Poha is a healthy breakfast which is staple across the states of Maharashtra and Madhya Pradesh.
It was ruled by Holkar dynasty hence has similar cuisine.Generally Indori version is steamed while the Mumbai/Pune one with lot of onions,potatoes and peanuts.You can also add some veggies after washing these rice flakes in a strainer.You can see many versions like Kanda poha,Batata poha and Indori poha.These days oats poha is also common where we replace rice flakes with oats.
Benefits of Poha
It is a healthy vegan gluten-free kid friendly breakfast.Cooks in a jiffy hence works great for a quick breakfast.Bachelors can cook it too.It is simple and much healthier than eating junk outside.
Significance of Kande Pohe
The significance of Poha can be seen in Maharashtra.It is served as snack when the families of the to be bride and groom meet to confirm wedding relations.You may also remember the famous Marathi Sanai Choughade.

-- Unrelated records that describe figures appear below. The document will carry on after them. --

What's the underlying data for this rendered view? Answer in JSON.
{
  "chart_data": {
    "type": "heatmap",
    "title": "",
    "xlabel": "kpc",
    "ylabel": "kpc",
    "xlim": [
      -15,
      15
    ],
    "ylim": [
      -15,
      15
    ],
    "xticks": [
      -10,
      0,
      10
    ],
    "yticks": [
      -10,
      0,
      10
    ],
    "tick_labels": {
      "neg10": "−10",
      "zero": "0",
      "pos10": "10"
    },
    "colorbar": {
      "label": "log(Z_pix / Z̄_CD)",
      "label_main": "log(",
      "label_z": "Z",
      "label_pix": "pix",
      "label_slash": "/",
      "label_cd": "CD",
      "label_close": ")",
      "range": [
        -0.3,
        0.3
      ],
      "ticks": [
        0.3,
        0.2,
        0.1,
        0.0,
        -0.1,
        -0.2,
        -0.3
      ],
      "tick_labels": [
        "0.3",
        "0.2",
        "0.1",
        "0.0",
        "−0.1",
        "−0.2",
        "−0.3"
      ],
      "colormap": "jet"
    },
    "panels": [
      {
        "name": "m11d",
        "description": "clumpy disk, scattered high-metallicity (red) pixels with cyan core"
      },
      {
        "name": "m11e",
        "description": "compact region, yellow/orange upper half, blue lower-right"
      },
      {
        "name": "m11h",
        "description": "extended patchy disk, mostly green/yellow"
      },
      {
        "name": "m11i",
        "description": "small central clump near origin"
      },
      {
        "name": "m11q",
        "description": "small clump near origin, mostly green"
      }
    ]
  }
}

Well, we do not have to wait to get married to enjoy this humble dish.
Most college, office canteens as well as hostel mess serve it at least once a week,either as breakfast or snack.
You can also gulp it down with tea or coffee and even have it with yogurt if not eating it vegan.
Here is a recipe of Shahi Pohe, where we have added a lot of veggies to the basic recipe.
Have a look at the video and enjoy eating it with a tall glass of masala chai.
Click on the link below to watch the video of Shahi Poha
Scroll below to read the recipe of Poha
- 2 tbsp oil
- Few curry leaves
- 1 tsp mustard seeds or rai
- 2 small onions diced
- 1 cup Poha or thick rice flakes washed in a colander
- 1/4 cup green peas (optional)
- 1 medium tomato diced
- 1/4 cup pomegranate (optional)
- 1 potato diced
- 1/4 cup roasted or fried groundnuts (optional)
- 1 tsp turmeric
- 1-1/2 tsp red chilly powder
- Salt as per your taste
- Heat 2 tbsp oil in a wok
- Add curry leaves,mustard seeds.
- Now,add potatoes and salt.
- Let it cook till they become soft.
- Saute onions and toast them till they become slightly pinkish.
- Add tomato and cook till they are soft.
- Add rice flakes,turmeric and red chilly powder.
- Now,add peas and pomegranate and some drops of water.
- Cover with lid,so that it becomes bit moist.
- Mix well.
- Let it cook for 5-7 mins.
- Serve hot with dash of lemon,sev and coriander for garnish.
- Lemon,peas,groundnuts,sev,mixture-You may add or leave out some of these ingredients as per your taste.
- You may also add green chopped chilli and spoonful of sugar optionally.
- If you want a more healthier option, you may add grated carrots with potatoes.